Pembrolizumab and Chemoradiation Treatment for Advanced Cervical Cancer

The purpose of this study is to evaluate the safety and effectiveness of immunotherapy in combination with chemotherapy and radiation (chemoradiation) for the treatment of advanced cervical cancer. Pembrolizumab, a type of immunotherapy called a checkpoint inhibitor, will be administered after or during chemoradiation.

Start: January 2016

A Randomized Study to Compare a Hydrogel Packing System to Standard Packing During HDR Brachytherapy for Cervical Cancer

In this study, a new, low cost packing system ("BrachyGel VHPS") is being tested as a packing option during brachytherapy along with standard options to make sure that it keeps the unrelated organs away from radiation at least as well as the standard options, and to better understand the safety and patient discomfort associated with BrachyGel VHPS and the standard packing options.

Start: March 2021

Automated Cervical Cancer Screening Using a Smartphone-based Artificial Intelligence Classifier

Cervical cancer remains a major public health challenge in low- and middle-income countries (LMICs) due to financial and logistical issues. The World Health Organization (WHO) recommendation for cervical cancer screening in LMICs includes Human Papillomavirus (HPV) testing as primary screening followed by visual inspection with acetic acid (VIA) and treatment. However, VIA is a subjective procedure dependent on the healthcare provider's experience. Therefore, an objective approach based on quantitative diagnostic algorithms is desirable to improve performance of VIA. With this objective and in a collaboration between the Gynecology and Obstetrics Department of the Geneva University Hospital (HUG) and the Swiss Institute of Technology (EPFL), our group started the development of an automated smartphone-based image classification device called AVC (for Automatic VIA Classifier). Two-minute videos of the cervix are recorded during VIA and classified using an artificial neural network (ANN) and image processing techniques to differentiate precancer and cancer from non-neoplastic cervical tissue.

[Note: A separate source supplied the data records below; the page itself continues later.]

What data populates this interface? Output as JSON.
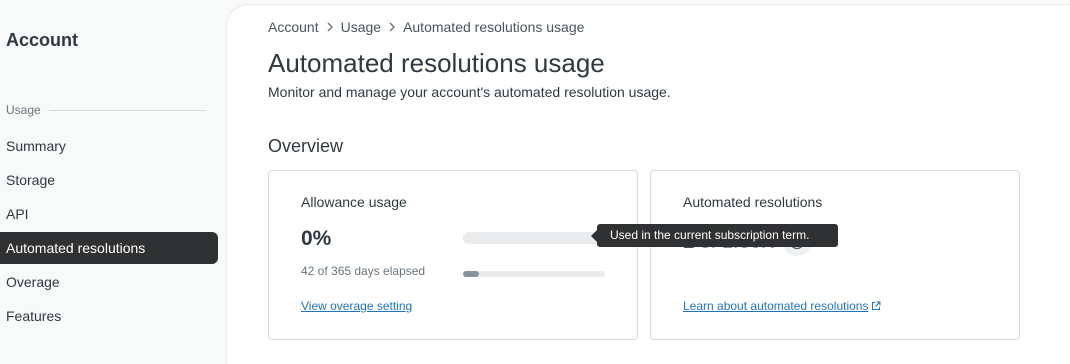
{
  "sidebar": {
    "title": "Account",
    "section_label": "Usage",
    "items": [
      {
        "label": "Summary"
      },
      {
        "label": "Storage"
      },
      {
        "label": "API"
      },
      {
        "label": "Automated resolutions"
      },
      {
        "label": "Overage"
      },
      {
        "label": "Features"
      }
    ],
    "active_index": 3
  },
  "breadcrumb": [
    "Account",
    "Usage",
    "Automated resolutions usage"
  ],
  "page": {
    "title": "Automated resolutions usage",
    "description": "Monitor and manage your account's automated resolution usage."
  },
  "overview": {
    "title": "Overview",
    "allowance": {
      "label": "Allowance usage",
      "percent_text": "0%",
      "usage_fraction": 0.0,
      "days_text": "42 of 365 days elapsed",
      "days_fraction": 0.115,
      "link": "View overage setting"
    },
    "automated": {
      "label": "Automated resolutions",
      "count": "2",
      "of_text": "of 1.86K",
      "link": "Learn about automated resolutions",
      "tooltip": "Used in the current subscription term."
    }
  },
  "icons": {
    "breadcrumb_separator": "chevron-right-icon",
    "info": "info-icon",
    "external_link": "external-link-icon"
  },
  "colors": {
    "active_nav": "#2f3133",
    "link": "#1f73b7",
    "progress_fill": "#87929d",
    "progress_track": "#e9ebed"
  }
}
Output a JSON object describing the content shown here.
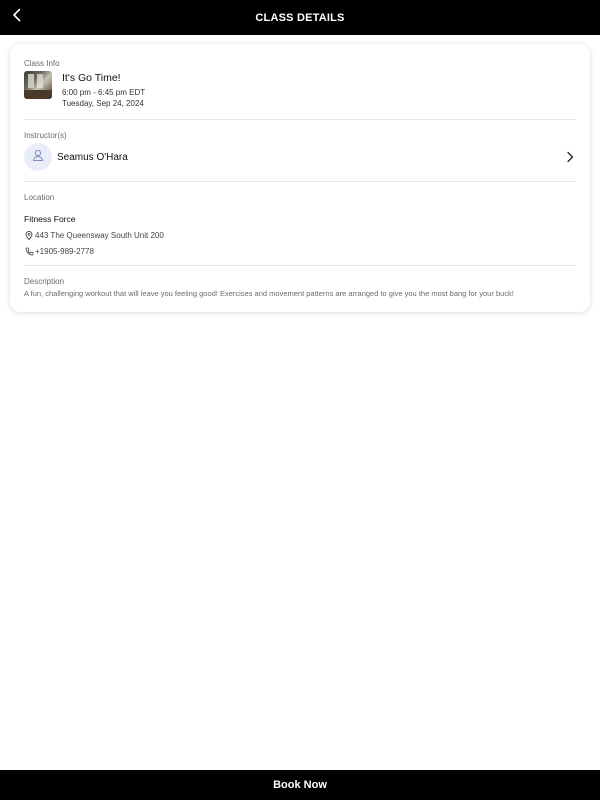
{
  "header": {
    "title": "CLASS DETAILS",
    "back_icon": "chevron-left-icon"
  },
  "class_info": {
    "section_label": "Class Info",
    "name": "It's Go Time!",
    "time": "6:00 pm - 6:45 pm EDT",
    "date": "Tuesday, Sep 24, 2024"
  },
  "instructors": {
    "section_label": "Instructor(s)",
    "items": [
      {
        "name": "Seamus O'Hara",
        "avatar_icon": "person-icon"
      }
    ]
  },
  "location": {
    "section_label": "Location",
    "studio": "Fitness Force",
    "address": "443 The Queensway South Unit 200",
    "phone": "+1905-989-2778"
  },
  "description": {
    "section_label": "Description",
    "text": "A fun, challenging workout that will leave you feeling good! Exercises and movement patterns are arranged to give you the most bang for your buck!"
  },
  "footer": {
    "book_label": "Book Now"
  },
  "colors": {
    "bar": "#000000",
    "avatar_bg": "#e9edf8",
    "avatar_icon": "#7f8fc0"
  }
}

The result is displayed on the smartphone screen with a delimitation map of the lesions when appropriate. The key feature used for classification is the dynamic of cervical acetowhitening during the 120 second following the application of acetic acid. Precancerous and cancerous cells whiten more rapidly than non-cancerous ones and their whiteness persists stronger overtime. Our aim is to assess the diagnostic performance of the AVC and to compare it with the performance of current triage tests (VIA and cytology). Histopathological examination will serve as reference standard. Participants' and providers' acceptability will also be considered as part of the study. The study will be nested in an ongoing cervical cancer screening program called "3T-approach" (for Test, Triage and Treat) which includes HPV self-sampling for women aged 30 to 49 years, followed by VIA triage and treatment if needed. The AVC will be evaluated in this context. The study's risk category is A according to swiss ethical guidelines. This decision is based on the fact that the planned measures for sampling biological material or collecting personal data entail only minimal risks and burdens.

Start: June 2021

M7824 in Subjects With HPV Associated Malignancies

Background: In the United States, each year there are more than 30,000 cases of human papillomavirus (HPV) associated cancers. Some of these cancers are often incurable and are not improved by standard therapies. Researchers want to see if a new drug M7824, which targets and blocks a pathway that prevents the immune system from effectively fighting the cancer can shrink tumors in people with some HPV cancers. Objectives: To see if the drug M7824 causes tumors to shrink. Eligibility: Adults age 18 and older who have a cancer associated with HPV infection. Design: Participants will be screened with medical history and physical exam. They will review their symptoms and how they perform normal activities. They will have body scans. They will give blood and urine samples. They will have a sample of their tumor tissue taken if one is not available. Participants will have an electrocardiogram to evaluate their heart. Then they will get the study drug through a thin tube in an arm vein. Participants will get the drug every 2 weeks for 26 times (1 year). This is 1 course. After the course, participants will be monitored but will not take the study drug. If their condition gets worse, they will start another course with the drug. This process can be repeated as many times as needed. Treatment will stop if the participant has bad side effects or the drug stops working. Throughout the study, participants will repeat some or all the screening tests. After participants stop taking the drug, they will have a follow-up visit and repeat some screening tests. They will get periodic follow-up phone calls. ...

Start: February 2018

Study of SO-C101 and SO-C101 in Combination With Pembro in Adult Patients With Advanced/Metastatic Solid Tumors

A multicenter open-label phase 1/1b study to evaluate the safety and preliminary efficacy of SO-C101 as monotherapy and in combination with pembrolizumab in patients with selected advanced/metastatic solid tumors

Start: June 2019

Image-Guided Gynecologic Brachytherapy

This research is being done to evaluate multimodality imaging, including magnetic resonance imaging-guided therapy (MRT), as a possible treatment for gynecologic cancers. The therapy takes place in the Department of Radiation Oncology at the Johns Hopkins SKCCC. The purpose of this study is to investigate the ability of MRI to successfully guide the placement of the brachytherapy applicator necessary to treat participants' gynecologic cancer. The Investigators want to see if the use of MRI will do a better job of assessing the tumor at the time of brachytherapy than the routinely used CT scan. The Investigators also want to determine if the use of MRI will enable doctors to reduce the radiation dose received by the body during the process of treating the tumor.

Start: December 2016

FDG-PET and Circulating HPV in Patients With Cervical Cancer Treated With Definitive Chemoradiation (II)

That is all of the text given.